Но Володина порода была совсем другая – настолько до робости интеллигентная, что даже на кухню он старался не ходить, когда там, наглухо перегородив квадратным станом все подходы к плите и раковине, гремела шкворчащими кастрюлями баба-богатырь.

– Людмила, а кто здесь раньше жил, до Павлова? – пытался он выяснять время от времени.

– Ой, и не спрашивай, – зло отмахивалась соседка, – Что до Павлова грязь и вонь, что с Павловым.

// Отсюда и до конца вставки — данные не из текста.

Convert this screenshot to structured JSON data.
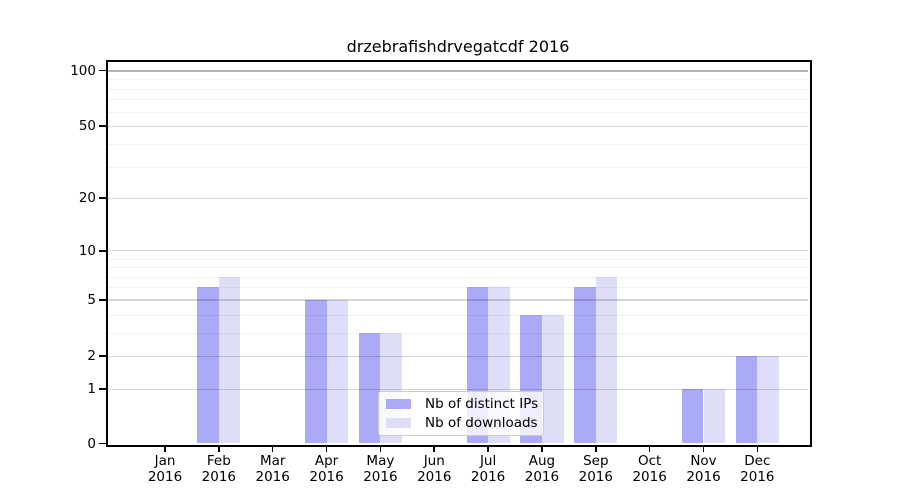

Раньше ацетоном тянуло и в краске все ходили, а как Лёнька въехал, блат-хату тут устроил явочную – сам редко являлся – деловой, всё в Москве пропадал, а здесь… То шпана с пистолетами живёт, то бабы голые в мою ванну мыться лезут – ор, пьянки… Тьфу, толчок хлоркой после них чистила каждый раз – вдруг больные … Это я, я всю сантехнику нашла и приволокла на своём горбу! Сама! Лёня ни копейки не дал. Ну это ж надо – в моей ванной – шмары бандитские!

Словно дойдя до кипения вместе со своим супом, Людмила потихоньку остывала, выключала газ в плите, шваркала шумовку в раковину и туда же гадливо сплёвывала. И успокоившись после очередной волны дурных воспоминаний о Лёньке, вдруг принималась плакаться:

– Я ведь дом в поселке продала, в совхозе бывшем, чтоб комнату эту купить – двадцать километров отсюда… Там ни газа, конечно, ни водопровода – топи дровами или углём, но …жалею теперь. Думала, в городе поденежнее будет да полегче, а то на то и выходит. Ты спрашивал – отвечу: художник тут жил до Лёньки – вроде тебя, старый только совсем. Рассеянный. Я прежнюю раковину никак забыть не могу – вся была краской загажена, кисти в ней мыл, здесь, на кухне. Ты вот аккуратно за собой моешь, даже не скажешь по тебе, что художник…

– Да я и не художник, – ответил в тот день Володя, – Реставратор…

– А лаками всё равно попахивает, – не преминула соседка ввернуть намёк.

Вселяясь, никаких живописных следов в комнате он не застал – Павлуха, понятное дело, затеял косметический ремонт после того старика, не любоваться же «бандитским шмарам» на чужие муки творчества…

– А как его фамилия была, этого художника?

– Зотов. Известный он. – помолчав, отозвалась Людмила.

– Зотов?!

Володя бывал в местном краеведческом музее, видел образцы его этюдов: самобытно, и манеру не спутать ни с чьей другой! И когда-то в Москве на аукционе промелькнули редкими и жутко дорогими лотами зотовские выпукло-барельефные вещицы из ранних – в массивных резных рамах, крашенных под бронзу. Так старик писал и оформлял свои работы: чтобы в итоге получался не лёгкий гладкий образ, а тяжелая зримая картина-вещь – весомая, скульптурная, основательная.

Людмила промышляла помойками – уходила вечерами с тележкой и обшаривала – где баки, где кучи, – в поисках цветных металлов – медных катушек, плат, алюминиевого лома. Часто в сумерках возле домов можно было услышать её басовитый клич, которого боялись окрестные бомжи:

– Я самбистка! Мне всё равно – жизнь моя и так насмарку! Пришибу – не поморщусь! Моя территория!

Временами одного из той рвани, которую прогоняла от мусорных баков, – крещёного татарина по имени Дамир-Иван, – Людмила брала домой, отмывала тоже чуть ли не в хлорке, как после «шмар» – унитаз, и оставляла, грустного и трезвого, жить с собой до тех пор, пока мужика не одолевала тоска и он не сбегал от благодетельницы на непрютную холодную волю. Татарином Дамир был половинным и внешность имел такую же, как и большая часть рязанских, тульских да калужских мужиков: сивые лохмы и серые глаза с косоватым, когда смех растягивал скулы вширь, прищуром. Ночами Володе было неприятно слышать за стенкой возбужденный соседкин шепот, когда под мерный скрип койки она, невзирая на Дамиров православный крест, низким голосом называла мужика: «Мой басурман!» и всхлипывала от приступа внезапного счастья.